- Born: Julius Sirota 1 September 1920 Chorlton, Lancashire, England
- Died: 25 February 1961 (aged 40) Aruba, Netherlands Antilles
- Genres: Traditional pop
- Instrument: Vocals
- Years active: 1940s–1961
- Labels: Decca, Columbia

= Lee Lawrence =

British singer (1920–1961)

Lee Lawrence (born Julius Leon Sirota; 1 September 1920 - 25 February 1961) was a British singer who was popular in the 1950s.

He was born in Chorlton, Lancashire. Both his parents sang with the Carl Rosa Opera Company, and at the age of 16 he went to Italy to study opera for three years. After returning to England, he enlisted in the Royal Tank Regiment and sang with the Entertainments National Service Association (ENSA), where he was noticed after the end of the war by BBC radio producer Roy Spear. Lawrence sang on Spear's programme Beginners Please, and made many appearances with other bands, including those of Stanley Black, Sydney Lipton, and Cyril Stapleton.

Lawrence made his first recordings for Decca Records in the late 1940s. His songs included "How Can You Buy Killarney", "Song of Capri", "So Ends My Search For My Dream", all in 1949; "The World is Mine Tonight" (his theme song) in 1950; "With These Hands", "A Beggar in Love", and "Vanity" in 1951; "At Last, At Last" and "The Man in the Black Sombrero" in 1952; "Crying in the Chapel" in 1953; and "Suddenly There's a Valley" in 1955. By late 1951, he was being promoted as "Britain's outstanding singing star", and topped the bill at the Shepherd's Bush Empire above radio comedian Peter Sellers and (at the foot of the bill) Morecambe and Wise. In the official UK Singles Chart, which started in 1952, his only chart hits were "Crying in the Chapel" (No. 7 in 1953) and "Suddenly There's a Valley" (No. 14 in 1955).

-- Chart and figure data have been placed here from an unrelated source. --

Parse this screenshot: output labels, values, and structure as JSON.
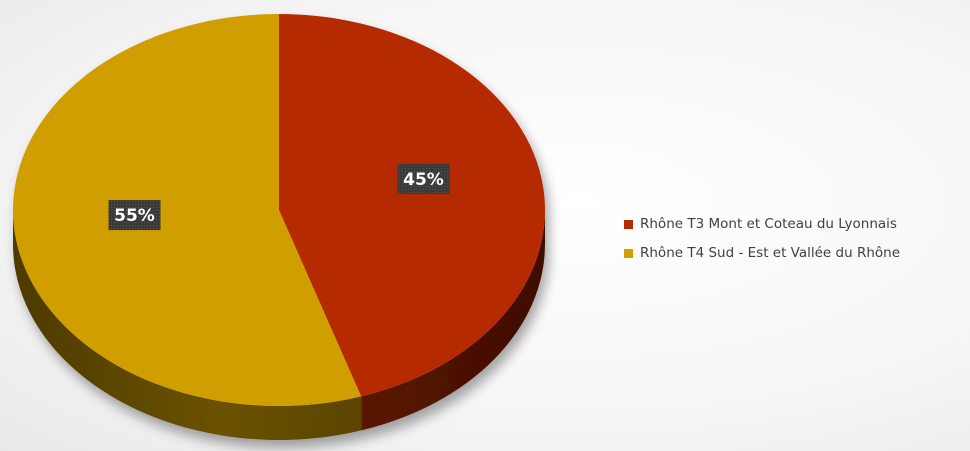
{
  "chart_data": {
    "type": "pie",
    "title": "",
    "categories": [
      "Rhône T3 Mont et Coteau du Lyonnais",
      "Rhône T4 Sud - Est et Vallée du Rhône"
    ],
    "values": [
      45,
      55
    ],
    "data_labels": [
      "45%",
      "55%"
    ],
    "colors": [
      "#b52a00",
      "#d19e00"
    ],
    "legend_position": "right",
    "style": "3d"
  }
}
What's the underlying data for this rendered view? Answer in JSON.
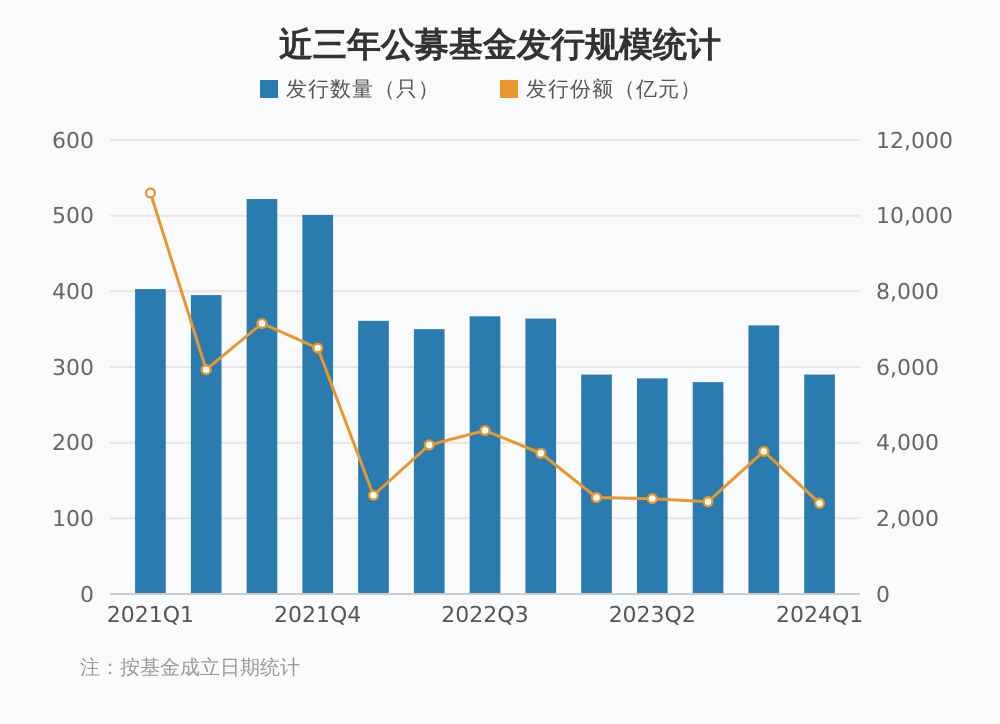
{
  "chart_data": {
    "type": "bar",
    "title": "近三年公募基金发行规模统计",
    "categories": [
      "2021Q1",
      null,
      null,
      "2021Q4",
      null,
      null,
      "2022Q3",
      null,
      null,
      "2023Q2",
      null,
      null,
      "2024Q1"
    ],
    "series": [
      {
        "name": "发行数量（只）",
        "color": "#2a7bb0",
        "values": [
          403,
          395,
          522,
          501,
          361,
          350,
          367,
          364,
          290,
          285,
          280,
          355,
          290
        ]
      },
      {
        "name": "发行份额（亿元）",
        "color": "#e8962e",
        "type": "line",
        "axis": "y2",
        "values": [
          10600,
          5930,
          7150,
          6500,
          2610,
          3940,
          4320,
          3720,
          2550,
          2520,
          2440,
          3770,
          2400
        ]
      }
    ],
    "ylim": [
      0,
      600
    ],
    "yticks": [
      0,
      100,
      200,
      300,
      400,
      500,
      600
    ],
    "y2lim": [
      0,
      12000
    ],
    "y2ticks": [
      0,
      {
        "value": 2000,
        "label": "2,000"
      },
      {
        "value": 4000,
        "label": "4,000"
      },
      {
        "value": 6000,
        "label": "6,000"
      },
      {
        "value": 8000,
        "label": "8,000"
      },
      {
        "value": 10000,
        "label": "10,000"
      },
      {
        "value": 12000,
        "label": "12,000"
      }
    ],
    "grid": "y",
    "legend": "top",
    "marker": "circle",
    "annotations": [
      "注：按基金成立日期统计"
    ]
  }
}
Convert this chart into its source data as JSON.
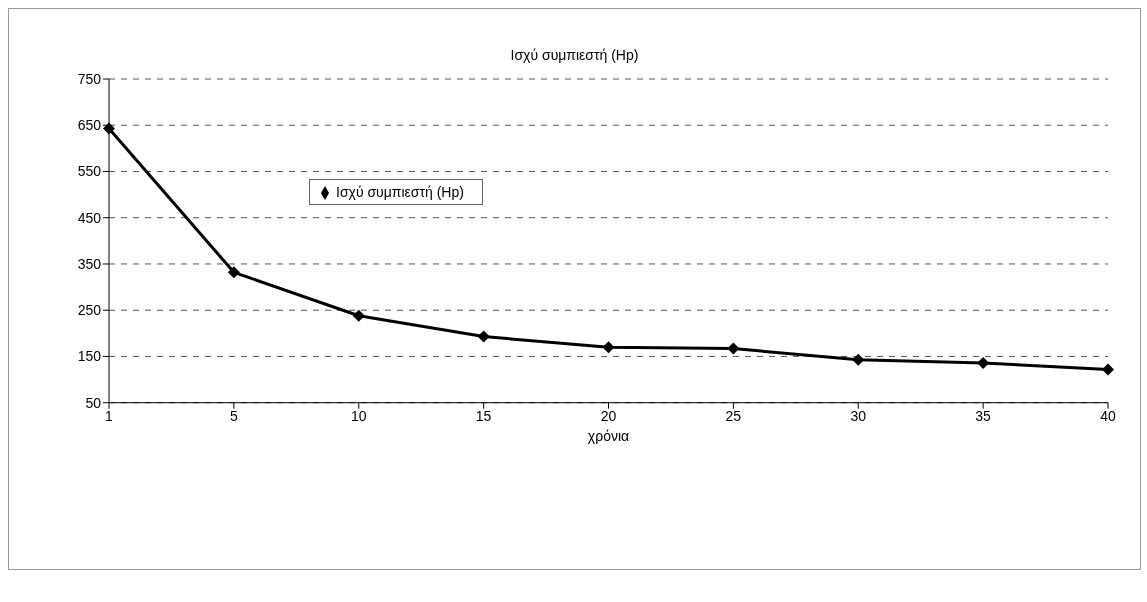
{
  "chart_data": {
    "type": "line",
    "title": "Ισχύ συμπιεστή (Hp)",
    "xlabel": "χρόνια",
    "categories": [
      "1",
      "5",
      "10",
      "15",
      "20",
      "25",
      "30",
      "35",
      "40"
    ],
    "series": [
      {
        "name": "Ισχύ συμπιεστή (Hp)",
        "color": "#000000",
        "values": [
          643,
          332,
          238,
          193,
          170,
          167,
          143,
          136,
          122
        ]
      }
    ],
    "ylim": [
      50,
      750
    ],
    "yticks": [
      50,
      150,
      250,
      350,
      450,
      550,
      650,
      750
    ],
    "grid": "y",
    "legend": "top left",
    "marker": "diamond",
    "line_style": "solid"
  }
}
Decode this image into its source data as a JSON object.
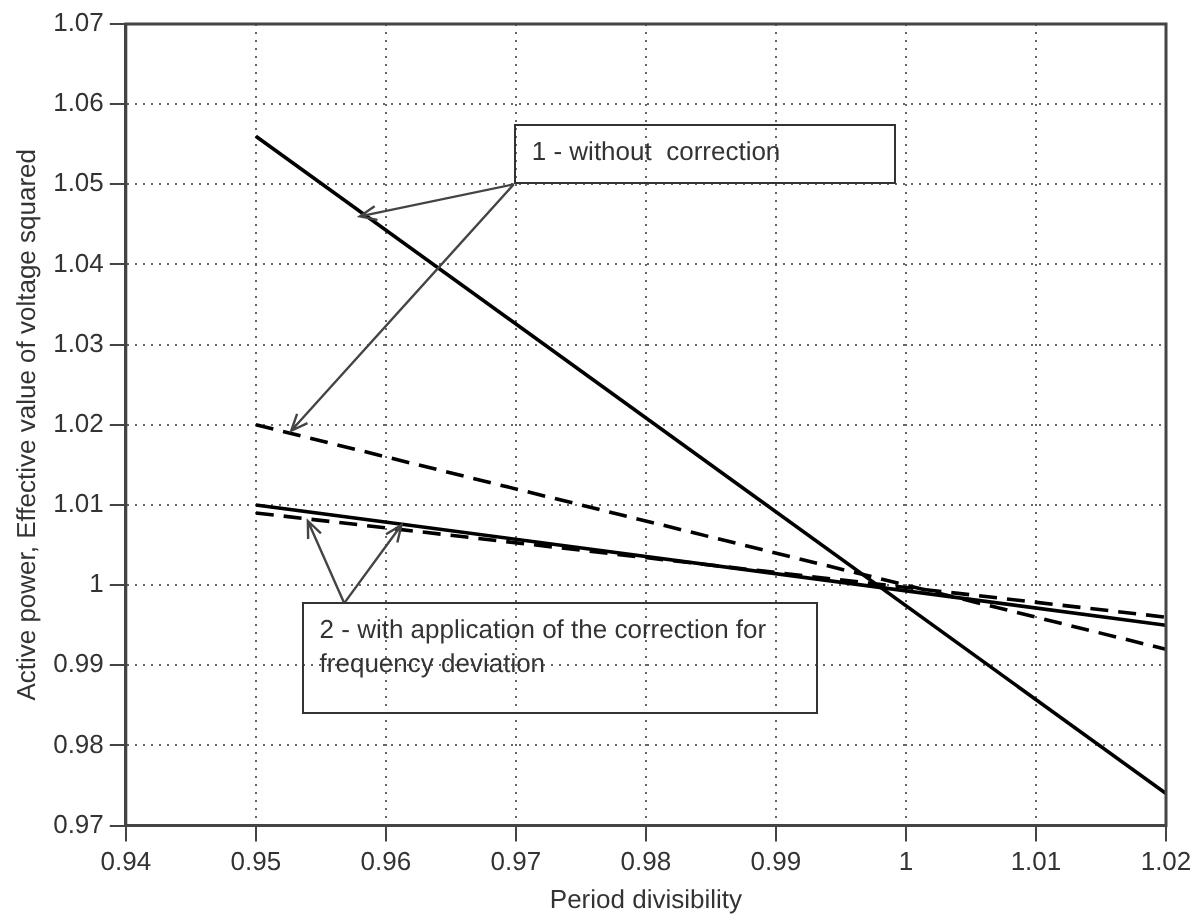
{
  "chart_data": {
    "type": "line",
    "xlabel": "Period divisibility",
    "ylabel": "Active power, Effective value of voltage squared",
    "x": [
      0.95,
      1.02
    ],
    "series": [
      {
        "color": "#000000",
        "line_style": "solid",
        "values": [
          1.056,
          0.974
        ]
      },
      {
        "color": "#000000",
        "line_style": "dashed",
        "values": [
          1.02,
          0.992
        ]
      },
      {
        "color": "#000000",
        "line_style": "solid",
        "values": [
          1.01,
          0.995
        ]
      },
      {
        "color": "#000000",
        "line_style": "dashed",
        "values": [
          1.009,
          0.996
        ]
      }
    ],
    "xlim": [
      0.94,
      1.02
    ],
    "xticks": [
      0.94,
      0.95,
      0.96,
      0.97,
      0.98,
      0.99,
      1,
      1.01,
      1.02
    ],
    "ylim": [
      0.97,
      1.07
    ],
    "yticks": [
      0.97,
      0.98,
      0.99,
      1,
      1.01,
      1.02,
      1.03,
      1.04,
      1.05,
      1.06,
      1.07
    ],
    "grid": true,
    "legend": false,
    "marker": "none",
    "annotations": [
      {
        "text": "1 - without  correction",
        "x": 0.958,
        "y": 1.046
      },
      {
        "text": "2 - with application of the correction for frequency deviation",
        "x": 0.954,
        "y": 1.008
      }
    ]
  }
}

He was a popular attraction on the British variety circuit in the early and mid 1950s, and had his own series on Radio Luxembourg in 1955. After losing popularity to rock and roll performers in Britain, and failing to have a hit with the song "Rock 'n' Roll Opera", which parodied such singers as Elvis Presley, Gene Vincent and Tommy Steele, he moved in 1957 to the US, where he performed cabaret shows in the Catskills "Borscht Belt". He died in February 1961 of a heart attack at the age of 40, while touring in the West Indies.